Comments: My best friend and I had, what my mother referred to as, herds of these ponies growing up. We carried them in big bunches by their tails across the road to each other’s houses. Not only did we have the ponies themselves but many of their playsets – the Show Stable, the Ballet Studio, even a Kitchen set (although how you would stir a bowl when all you have is hooves is anyone’s guess). I still own every single one of the multitude of ponies I collected as a child, most of which live in a crate, probably in desperate need of a wash to remove two decades worth of dust.

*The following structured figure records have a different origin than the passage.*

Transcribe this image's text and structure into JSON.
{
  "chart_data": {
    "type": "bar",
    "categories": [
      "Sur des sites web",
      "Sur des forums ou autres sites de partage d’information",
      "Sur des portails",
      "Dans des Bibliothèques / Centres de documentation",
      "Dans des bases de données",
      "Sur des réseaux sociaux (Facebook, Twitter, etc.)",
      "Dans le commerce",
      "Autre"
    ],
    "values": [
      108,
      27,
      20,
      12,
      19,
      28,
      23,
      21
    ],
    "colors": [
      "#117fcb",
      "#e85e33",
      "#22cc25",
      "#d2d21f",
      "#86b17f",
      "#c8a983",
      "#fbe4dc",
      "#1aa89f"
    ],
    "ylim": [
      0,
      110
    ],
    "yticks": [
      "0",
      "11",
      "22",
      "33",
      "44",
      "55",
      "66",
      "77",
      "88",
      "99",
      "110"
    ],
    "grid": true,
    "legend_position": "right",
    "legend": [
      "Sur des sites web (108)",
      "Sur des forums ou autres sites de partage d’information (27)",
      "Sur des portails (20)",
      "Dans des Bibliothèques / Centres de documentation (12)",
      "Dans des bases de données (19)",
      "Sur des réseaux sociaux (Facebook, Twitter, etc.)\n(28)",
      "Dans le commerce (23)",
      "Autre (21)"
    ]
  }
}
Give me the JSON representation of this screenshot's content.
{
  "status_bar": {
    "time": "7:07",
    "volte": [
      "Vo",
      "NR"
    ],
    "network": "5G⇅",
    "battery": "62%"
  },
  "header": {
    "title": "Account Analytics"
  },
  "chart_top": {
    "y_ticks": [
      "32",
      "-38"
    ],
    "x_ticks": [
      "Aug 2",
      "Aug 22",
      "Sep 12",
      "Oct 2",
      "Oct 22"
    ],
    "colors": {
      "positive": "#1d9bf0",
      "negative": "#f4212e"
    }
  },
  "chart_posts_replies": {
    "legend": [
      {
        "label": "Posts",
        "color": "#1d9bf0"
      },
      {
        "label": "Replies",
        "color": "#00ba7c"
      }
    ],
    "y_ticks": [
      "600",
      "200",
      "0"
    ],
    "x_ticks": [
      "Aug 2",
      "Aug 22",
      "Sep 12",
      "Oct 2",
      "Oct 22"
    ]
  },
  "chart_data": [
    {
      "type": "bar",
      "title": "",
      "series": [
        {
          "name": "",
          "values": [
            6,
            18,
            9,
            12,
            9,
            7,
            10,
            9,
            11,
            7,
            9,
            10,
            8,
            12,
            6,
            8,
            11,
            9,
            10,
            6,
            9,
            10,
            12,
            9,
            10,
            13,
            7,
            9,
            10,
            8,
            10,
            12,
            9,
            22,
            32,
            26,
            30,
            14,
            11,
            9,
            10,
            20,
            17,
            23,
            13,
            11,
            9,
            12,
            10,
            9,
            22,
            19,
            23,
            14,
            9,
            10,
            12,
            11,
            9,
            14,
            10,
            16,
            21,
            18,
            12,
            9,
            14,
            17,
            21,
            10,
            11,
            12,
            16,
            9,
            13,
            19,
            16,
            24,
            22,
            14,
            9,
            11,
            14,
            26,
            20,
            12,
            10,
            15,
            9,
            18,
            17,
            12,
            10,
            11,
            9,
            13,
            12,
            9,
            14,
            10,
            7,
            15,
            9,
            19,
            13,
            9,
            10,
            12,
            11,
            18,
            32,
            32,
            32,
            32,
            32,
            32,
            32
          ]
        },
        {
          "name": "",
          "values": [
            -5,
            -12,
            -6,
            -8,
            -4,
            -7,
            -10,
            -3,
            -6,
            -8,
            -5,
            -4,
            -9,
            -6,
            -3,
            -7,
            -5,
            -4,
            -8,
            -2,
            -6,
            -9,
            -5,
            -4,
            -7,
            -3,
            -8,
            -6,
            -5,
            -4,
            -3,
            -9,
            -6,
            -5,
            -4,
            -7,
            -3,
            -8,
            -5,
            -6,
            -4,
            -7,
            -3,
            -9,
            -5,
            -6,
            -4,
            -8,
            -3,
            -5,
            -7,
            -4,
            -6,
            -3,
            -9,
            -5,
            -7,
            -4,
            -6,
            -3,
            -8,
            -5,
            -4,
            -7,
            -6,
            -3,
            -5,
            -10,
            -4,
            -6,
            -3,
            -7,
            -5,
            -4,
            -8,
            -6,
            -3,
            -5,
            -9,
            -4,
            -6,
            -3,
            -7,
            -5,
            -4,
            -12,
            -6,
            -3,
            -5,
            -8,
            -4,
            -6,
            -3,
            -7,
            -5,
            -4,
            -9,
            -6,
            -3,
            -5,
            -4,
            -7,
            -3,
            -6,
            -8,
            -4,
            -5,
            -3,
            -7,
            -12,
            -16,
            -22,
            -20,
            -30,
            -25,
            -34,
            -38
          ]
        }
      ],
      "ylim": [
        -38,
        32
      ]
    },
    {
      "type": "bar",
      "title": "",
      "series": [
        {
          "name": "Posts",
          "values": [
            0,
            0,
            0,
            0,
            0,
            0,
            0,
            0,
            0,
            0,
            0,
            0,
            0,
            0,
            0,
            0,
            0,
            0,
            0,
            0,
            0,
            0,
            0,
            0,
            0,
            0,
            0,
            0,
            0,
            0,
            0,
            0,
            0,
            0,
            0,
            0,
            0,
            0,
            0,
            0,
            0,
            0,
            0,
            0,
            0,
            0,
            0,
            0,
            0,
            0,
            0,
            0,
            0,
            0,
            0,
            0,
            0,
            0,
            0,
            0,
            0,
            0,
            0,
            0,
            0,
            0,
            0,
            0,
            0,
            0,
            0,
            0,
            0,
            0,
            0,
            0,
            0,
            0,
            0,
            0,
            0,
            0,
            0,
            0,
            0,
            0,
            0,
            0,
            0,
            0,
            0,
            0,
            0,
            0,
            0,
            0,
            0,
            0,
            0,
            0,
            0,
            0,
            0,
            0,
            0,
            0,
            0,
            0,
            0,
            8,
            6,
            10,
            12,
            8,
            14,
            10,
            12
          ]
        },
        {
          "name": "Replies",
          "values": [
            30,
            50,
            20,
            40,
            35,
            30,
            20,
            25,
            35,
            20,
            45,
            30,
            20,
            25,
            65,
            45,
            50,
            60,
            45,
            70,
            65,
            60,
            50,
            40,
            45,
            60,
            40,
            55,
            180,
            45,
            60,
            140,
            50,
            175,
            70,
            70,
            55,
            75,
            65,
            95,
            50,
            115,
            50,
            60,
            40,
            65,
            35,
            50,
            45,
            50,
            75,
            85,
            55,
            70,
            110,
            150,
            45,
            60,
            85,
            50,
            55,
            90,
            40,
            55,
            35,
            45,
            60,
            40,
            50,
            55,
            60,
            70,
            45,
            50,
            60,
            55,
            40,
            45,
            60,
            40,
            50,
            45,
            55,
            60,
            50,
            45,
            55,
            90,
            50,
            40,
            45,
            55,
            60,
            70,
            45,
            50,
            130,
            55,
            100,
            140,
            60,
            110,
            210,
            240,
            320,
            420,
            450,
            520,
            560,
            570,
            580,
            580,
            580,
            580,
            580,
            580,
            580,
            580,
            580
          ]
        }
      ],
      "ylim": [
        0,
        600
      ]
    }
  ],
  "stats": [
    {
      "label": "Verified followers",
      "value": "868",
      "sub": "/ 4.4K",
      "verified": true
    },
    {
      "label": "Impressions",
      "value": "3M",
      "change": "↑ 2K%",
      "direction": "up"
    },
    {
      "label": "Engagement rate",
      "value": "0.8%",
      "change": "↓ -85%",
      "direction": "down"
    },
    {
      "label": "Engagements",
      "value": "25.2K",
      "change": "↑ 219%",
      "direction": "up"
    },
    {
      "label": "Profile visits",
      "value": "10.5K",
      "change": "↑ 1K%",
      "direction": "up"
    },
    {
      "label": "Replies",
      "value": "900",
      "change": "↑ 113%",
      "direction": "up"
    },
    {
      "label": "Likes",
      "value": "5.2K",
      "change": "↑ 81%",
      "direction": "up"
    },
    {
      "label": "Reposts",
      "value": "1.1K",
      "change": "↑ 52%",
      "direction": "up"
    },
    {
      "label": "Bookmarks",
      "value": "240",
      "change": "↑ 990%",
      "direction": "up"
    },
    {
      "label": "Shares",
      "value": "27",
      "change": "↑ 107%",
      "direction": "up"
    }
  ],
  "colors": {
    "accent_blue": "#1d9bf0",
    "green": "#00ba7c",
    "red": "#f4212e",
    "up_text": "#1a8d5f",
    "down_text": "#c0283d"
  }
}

This is a more unusual My Little Pony (or MLP as they are called), as Talk a Lot, well talks. If you squeeze her she will tell you “I love you”, “I’m pretty”, “I love you” and finally “Comb my hair”. Not exactly engaging conversation, that might put you in mind of quite a famous scene from the Simpsons involving a talking Malibu Stacy doll (video). I had Talk a Lot and my best friend had the pink version, Chatterbox – both of whom said exactly the same thing! As you can see she has some marks on her neck from when we had to try and figure out how to change her batteries, rather distressingly her head twists off to allow for that. I don’t remember being perturbed by that as a child, now I do hesitate and the casual action of beheading a small, smiling, purple pony.
I was reminded of my stash of MLPs recently when I discovered that there is going to be a conference on this very subject in June in Brighton called My Little Pony: A Transcultural Phenomenon. There is a very large part of me that would love to go along, but the timing is terrible for me and has absolutely nothing to do with my area of study. However, how the plastic ponies I adored as a child have been reborn into a new and incredibly popular franchise is fascinating. It almost makes me feel as if my collection is something worth holding on to, although that is very tenuous reasoning. I don’t think I have the heart to sell my “herd” to the avid collectors and “bronies” on Ebay. So in the crates they will have to languish for the time being, waiting for someone else to come along to chat to them.